Six Russian military manufacturers are in the Defense News 2018 “Top 100” ranking of global arms traders, all of them within the top 50 list. One company, JSC Concern Almaz-Antey – a major government contractor made to the top 10, moving up from 11th last year to 8th this year.
The Defense News ranking shows, that 100% of JSC Almaz-Antey’s revenue comes from defense which accounted for a 39% increase from $6.58 billion in 2016 to $9.1 billion in 2018.
The Stockholm International Peace Research Institute rank for JSC Almaz-Antey is slightly lower -- 24th in 2016 but still up from 26th in 2015.
The Russian state media reported the ranking as the nation’s major achievement emphasizing the accomplishment despite the fact that for the last four years the company has been under sanctions, both from the United States and the European Union.
The CEO of JSC Concern Almaz-Antey Yan Novikov in a statement regarding his firm’s 2018 ranking specifically pointed to the expansion of the company’s exports in spite of the sanctions. He said Almaz-Antey delivers its products to global arms markets directly and via state defense agency Rosoboronexport, which is also under U.S. and EU sanctions.
“For the rest of the world both the U.S. and EU sanctions do not really mean anything,” Siemon Wezeman Senior Researcher Arms and Military Expenditure Program at the Stockholm International Peace Research Institute (SIPRI) told Polygraph.info.
“Thus, Russia could and did just go on selling weapons to other countries. As long a no U.S. or European actors, territory or components are involved, there is no problem for either Russia or the buyer,” Wezeman said.
The SIPRI 2018 report places Russia as the second [after the United States] largest arm exporter in the world with 22 percent of global share.

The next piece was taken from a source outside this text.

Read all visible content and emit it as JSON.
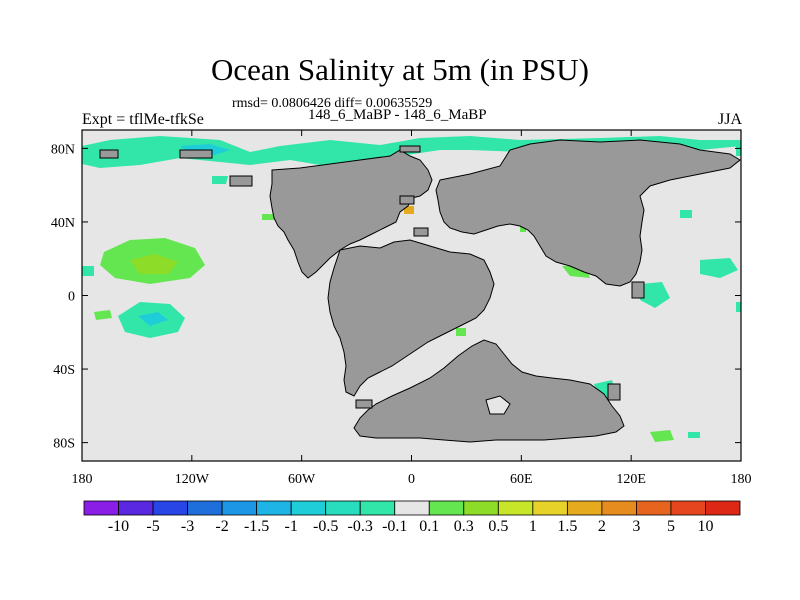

The success of JSC Concern Almaz-Antey’s “is not surprising,” Wezeman said. The company produces “highly advanced air defense systems that do very well in Russia and the world market with only limited competition, selling for example to India, Vietnam, China, Algeria, Egypt and Turkey.”

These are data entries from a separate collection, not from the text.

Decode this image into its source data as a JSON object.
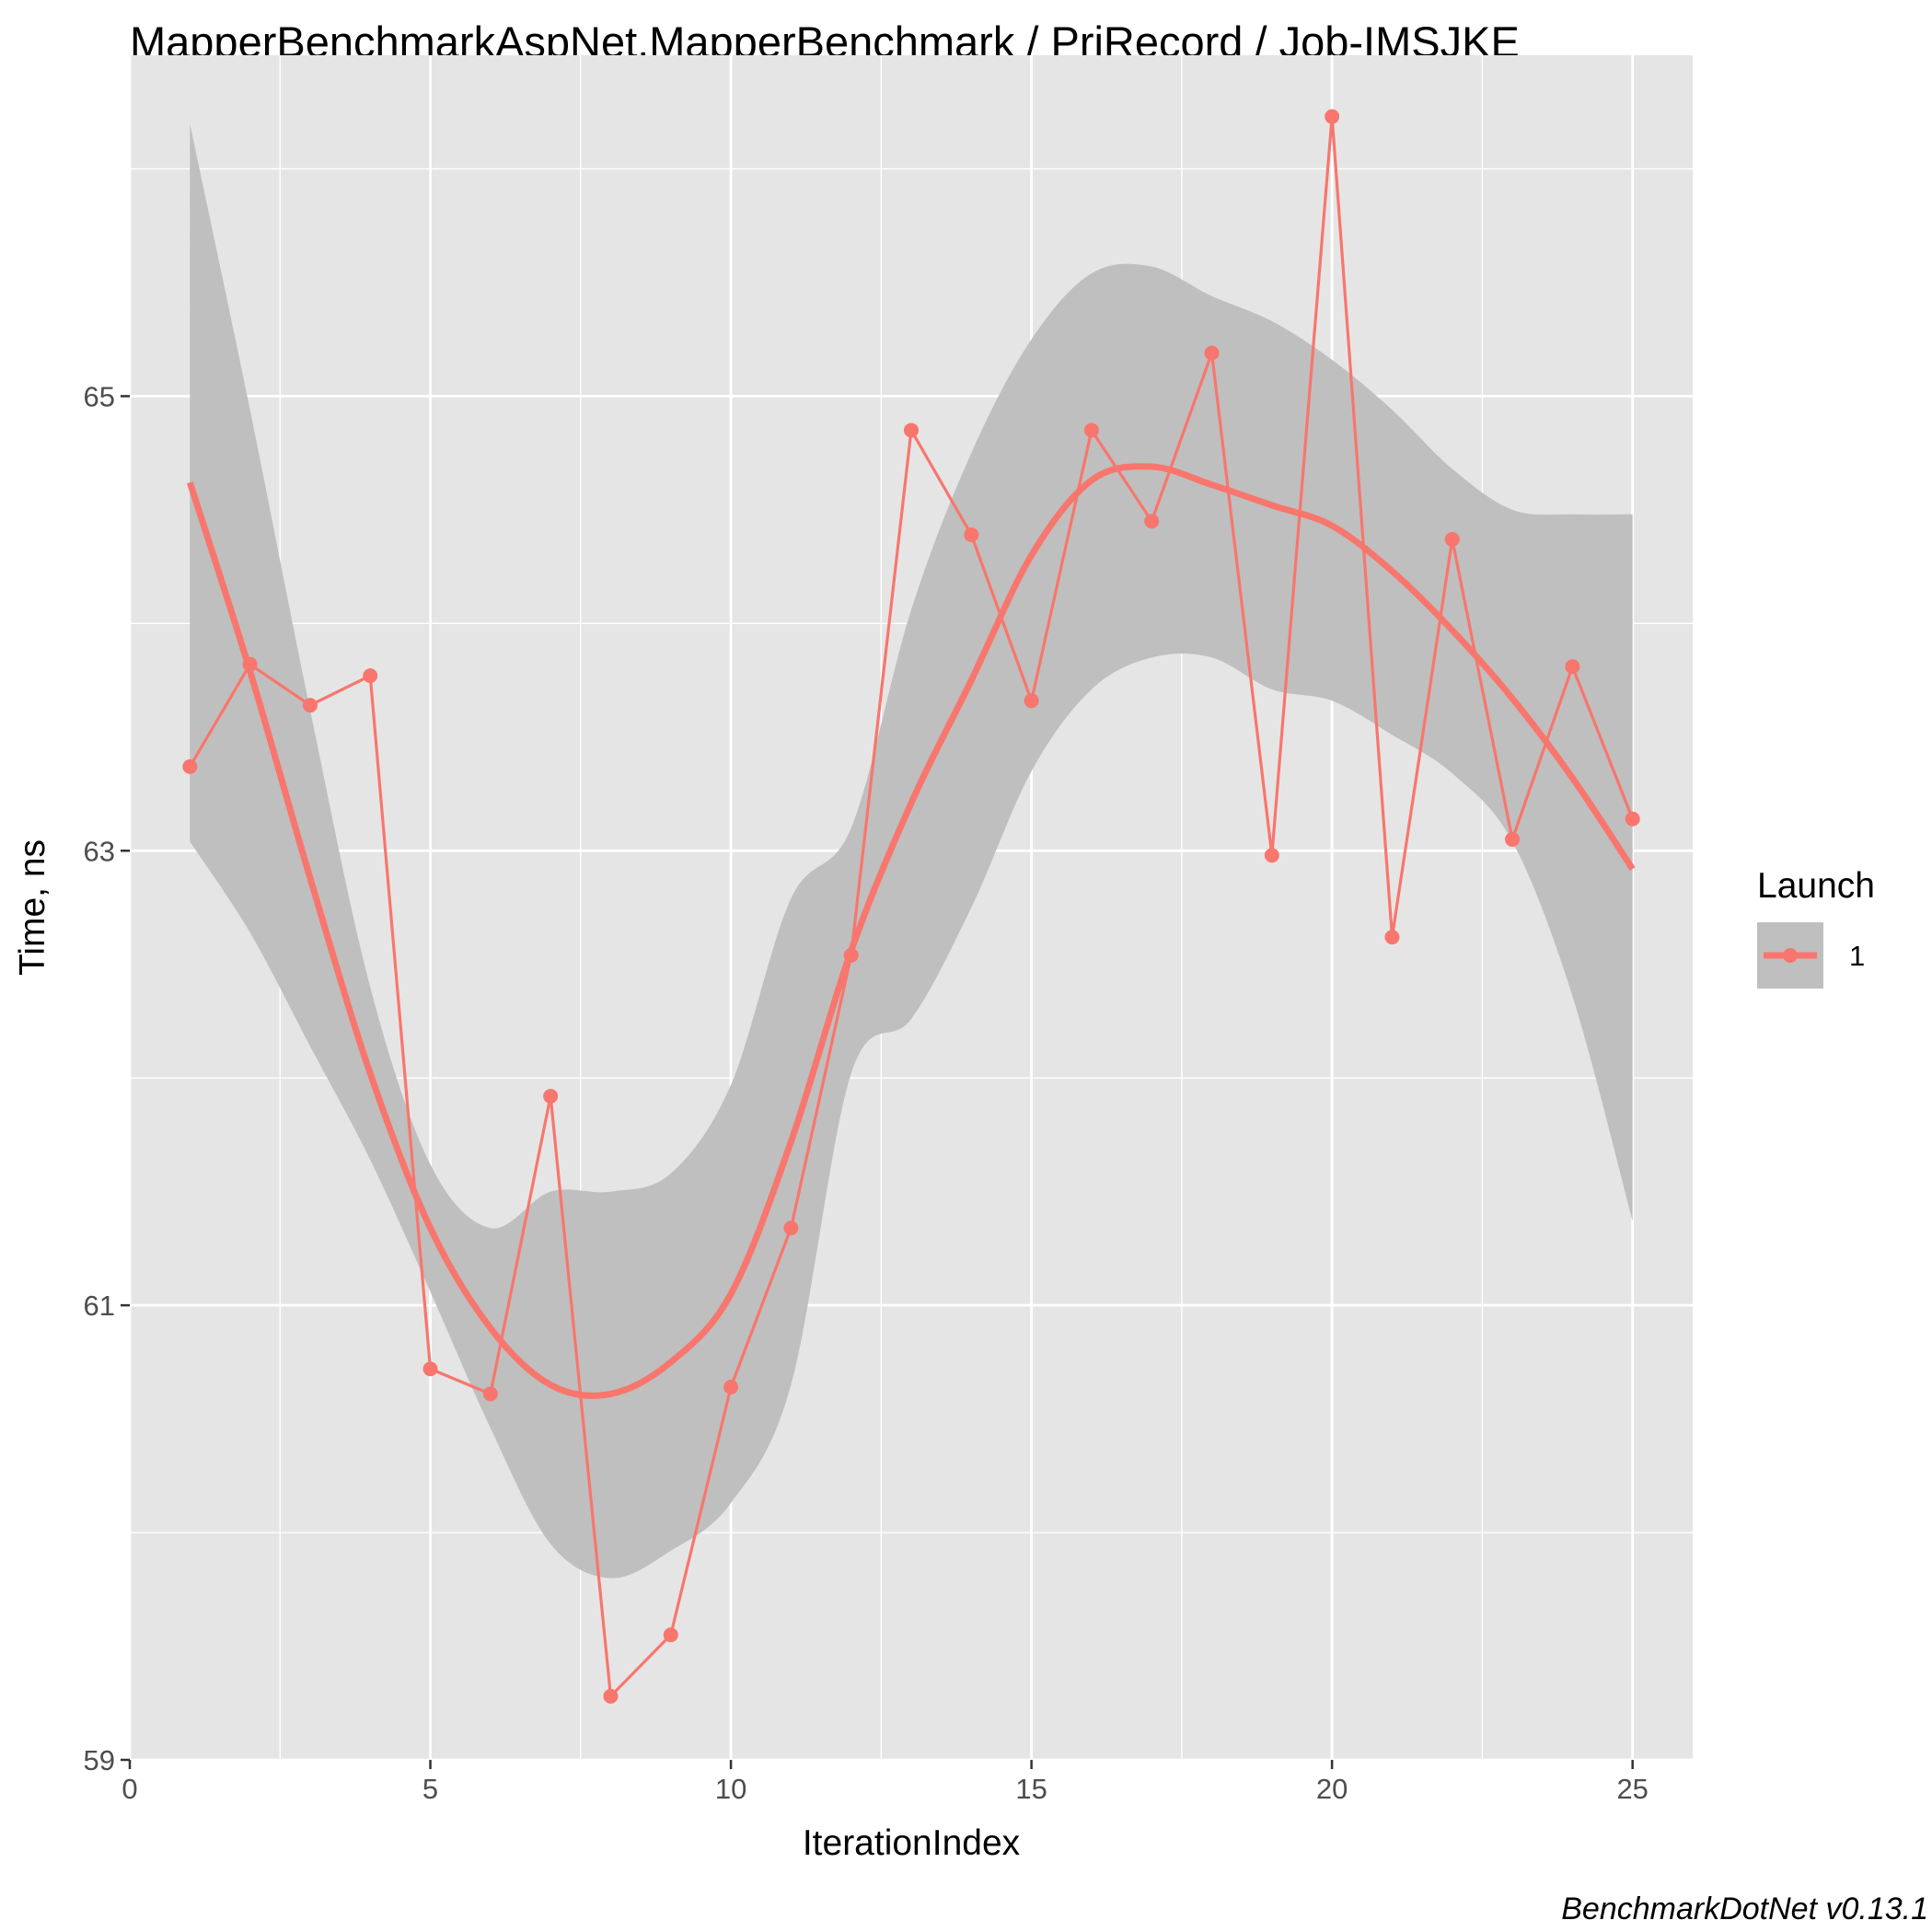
{
  "colors": {
    "panel_background": "#e5e5e5",
    "grid": "#ffffff",
    "series": "#f8766d",
    "confidence_band": "#bfbfbf",
    "tick_text": "#4d4d4d"
  },
  "chart_data": {
    "type": "line",
    "title": "MapperBenchmarkAspNet.MapperBenchmark / PrjRecord / Job-IMSJKE",
    "xlabel": "IterationIndex",
    "ylabel": "Time, ns",
    "xlim": [
      0,
      26
    ],
    "ylim": [
      59,
      66.5
    ],
    "x_ticks": [
      0,
      5,
      10,
      15,
      20,
      25
    ],
    "y_ticks": [
      59,
      61,
      63,
      65
    ],
    "grid": true,
    "caption": "BenchmarkDotNet v0.13.1",
    "legend": {
      "title": "Launch",
      "position": "right",
      "entries": [
        "1"
      ]
    },
    "series": [
      {
        "name": "1",
        "x": [
          1,
          2,
          3,
          4,
          5,
          6,
          7,
          8,
          9,
          10,
          11,
          12,
          13,
          14,
          15,
          16,
          17,
          18,
          19,
          20,
          21,
          22,
          23,
          24,
          25
        ],
        "values": [
          63.37,
          63.82,
          63.64,
          63.77,
          60.72,
          60.61,
          61.92,
          59.28,
          59.55,
          60.64,
          61.34,
          62.54,
          64.85,
          64.39,
          63.66,
          64.85,
          64.45,
          65.19,
          62.98,
          66.23,
          62.62,
          64.37,
          63.05,
          63.81,
          63.14
        ]
      }
    ],
    "smooth": {
      "x": [
        1,
        2,
        3,
        4,
        5,
        6,
        7,
        8,
        9,
        10,
        11,
        12,
        13,
        14,
        15,
        16,
        17,
        18,
        19,
        20,
        21,
        22,
        23,
        24,
        25
      ],
      "y": [
        64.62,
        63.79,
        62.88,
        62.02,
        61.34,
        60.9,
        60.65,
        60.61,
        60.75,
        61.05,
        61.72,
        62.56,
        63.21,
        63.75,
        64.3,
        64.63,
        64.69,
        64.61,
        64.52,
        64.43,
        64.23,
        63.97,
        63.67,
        63.32,
        62.92
      ],
      "lower": [
        63.04,
        62.64,
        62.14,
        61.64,
        61.06,
        60.46,
        59.95,
        59.8,
        59.92,
        60.13,
        60.65,
        62.02,
        62.26,
        62.75,
        63.35,
        63.71,
        63.85,
        63.85,
        63.71,
        63.66,
        63.51,
        63.34,
        63.04,
        62.36,
        61.37
      ],
      "upper": [
        66.2,
        64.94,
        63.62,
        62.4,
        61.62,
        61.34,
        61.5,
        61.5,
        61.58,
        61.97,
        62.79,
        63.1,
        64.06,
        64.75,
        65.25,
        65.54,
        65.57,
        65.44,
        65.33,
        65.16,
        64.94,
        64.68,
        64.5,
        64.48,
        64.48
      ]
    }
  }
}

Almaz-Antey’s most famous or, rather, infamous product is the Buk missile system, the same one used to shoot down the Malaysian passenger jet MH-17 over eastern Ukraine in July 2014. The Joint Investigation Team said Russia was responsible, and identified the Buk, and the Russian military unit to which the individual missile was assigned.

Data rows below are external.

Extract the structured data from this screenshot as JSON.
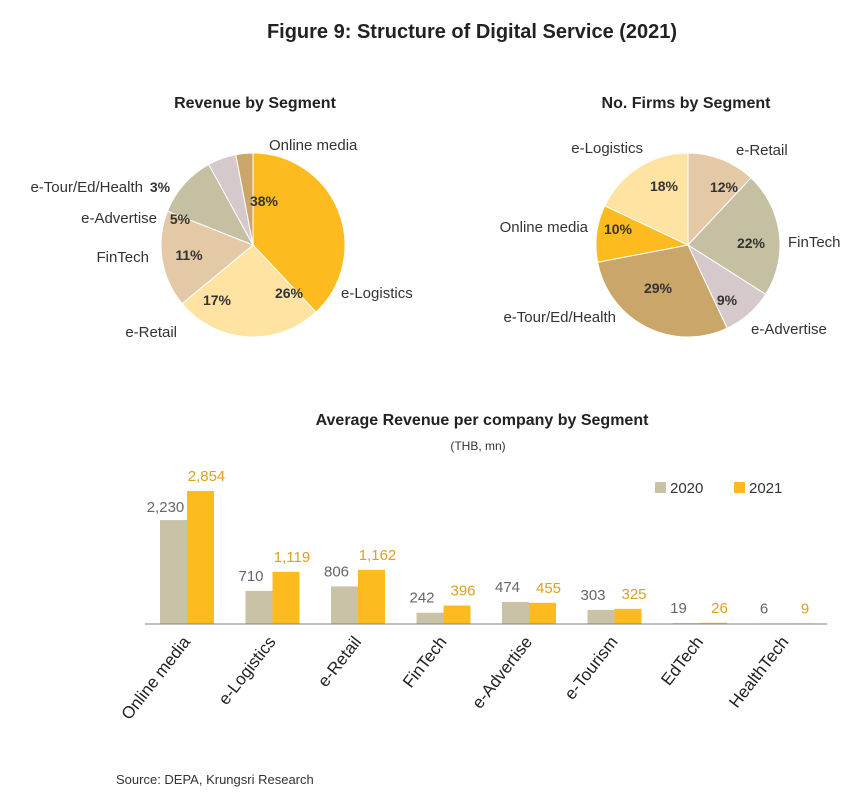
{
  "figure": {
    "title": "Figure 9: Structure of Digital Service (2021)",
    "source": "Source: DEPA, Krungsri Research"
  },
  "colors": {
    "gold": "#FDBB1F",
    "light_yellow": "#FEE3A3",
    "beige": "#E3C9A5",
    "olive": "#C6C0A3",
    "lavender": "#D6C9CB",
    "tan": "#CBA66A",
    "bar2020": "#C9C2A6",
    "bar2021": "#FDBB1F",
    "label2021": "#D9A21F"
  },
  "chart_data": [
    {
      "type": "pie",
      "title": "Revenue by Segment",
      "slices": [
        {
          "label": "Online media",
          "value": 38,
          "value_label": "38%",
          "color": "#FDBB1F"
        },
        {
          "label": "e-Logistics",
          "value": 26,
          "value_label": "26%",
          "color": "#FEE3A3"
        },
        {
          "label": "e-Retail",
          "value": 17,
          "value_label": "17%",
          "color": "#E3C9A5"
        },
        {
          "label": "FinTech",
          "value": 11,
          "value_label": "11%",
          "color": "#C6C0A3"
        },
        {
          "label": "e-Advertise",
          "value": 5,
          "value_label": "5%",
          "color": "#D6C9CB"
        },
        {
          "label": "e-Tour/Ed/Health",
          "value": 3,
          "value_label": "3%",
          "color": "#CBA66A"
        }
      ]
    },
    {
      "type": "pie",
      "title": "No. Firms by Segment",
      "slices": [
        {
          "label": "e-Retail",
          "value": 12,
          "value_label": "12%",
          "color": "#E3C9A5"
        },
        {
          "label": "FinTech",
          "value": 22,
          "value_label": "22%",
          "color": "#C6C0A3"
        },
        {
          "label": "e-Advertise",
          "value": 9,
          "value_label": "9%",
          "color": "#D6C9CB"
        },
        {
          "label": "e-Tour/Ed/Health",
          "value": 29,
          "value_label": "29%",
          "color": "#CBA66A"
        },
        {
          "label": "Online media",
          "value": 10,
          "value_label": "10%",
          "color": "#FDBB1F"
        },
        {
          "label": "e-Logistics",
          "value": 18,
          "value_label": "18%",
          "color": "#FEE3A3"
        }
      ]
    },
    {
      "type": "bar",
      "title": "Average Revenue per company by Segment",
      "subtitle": "(THB, mn)",
      "categories": [
        "Online media",
        "e-Logistics",
        "e-Retail",
        "FinTech",
        "e-Advertise",
        "e-Tourism",
        "EdTech",
        "HealthTech"
      ],
      "series": [
        {
          "name": "2020",
          "values": [
            2230,
            710,
            806,
            242,
            474,
            303,
            19,
            6
          ],
          "value_labels": [
            "2,230",
            "710",
            "806",
            "242",
            "474",
            "303",
            "19",
            "6"
          ],
          "color": "#C9C2A6"
        },
        {
          "name": "2021",
          "values": [
            2854,
            1119,
            1162,
            396,
            455,
            325,
            26,
            9
          ],
          "value_labels": [
            "2,854",
            "1,119",
            "1,162",
            "396",
            "455",
            "325",
            "26",
            "9"
          ],
          "color": "#FDBB1F"
        }
      ],
      "ylim": [
        0,
        2854
      ],
      "grid": false,
      "legend": "top-right"
    }
  ]
}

In 2015, Almaz-Antey's CEO Yan Novikov said evidence showed the plane was indeed hit by one of its BUK missile systems, but that the weapon was an older Soviet model no longer used by the Russian military. The later has been debunked as a false claim.
There are several factors complicating analysis of the export-import schemes and mapping Russian arms trade, mainly due to the lack of transparency.
In November 2016, Vladimir Putin signed a presidential decree making “top secret” all information regarding “Russian Federation military-technical cooperation with foreign states,” stating that “distribution of such information can cause damage to the state security.”
“Almaz-Antey has, since 2014, not published any official data and its results could only be estimated based on various pieces of information from company statements or other sources,” Wezeman said.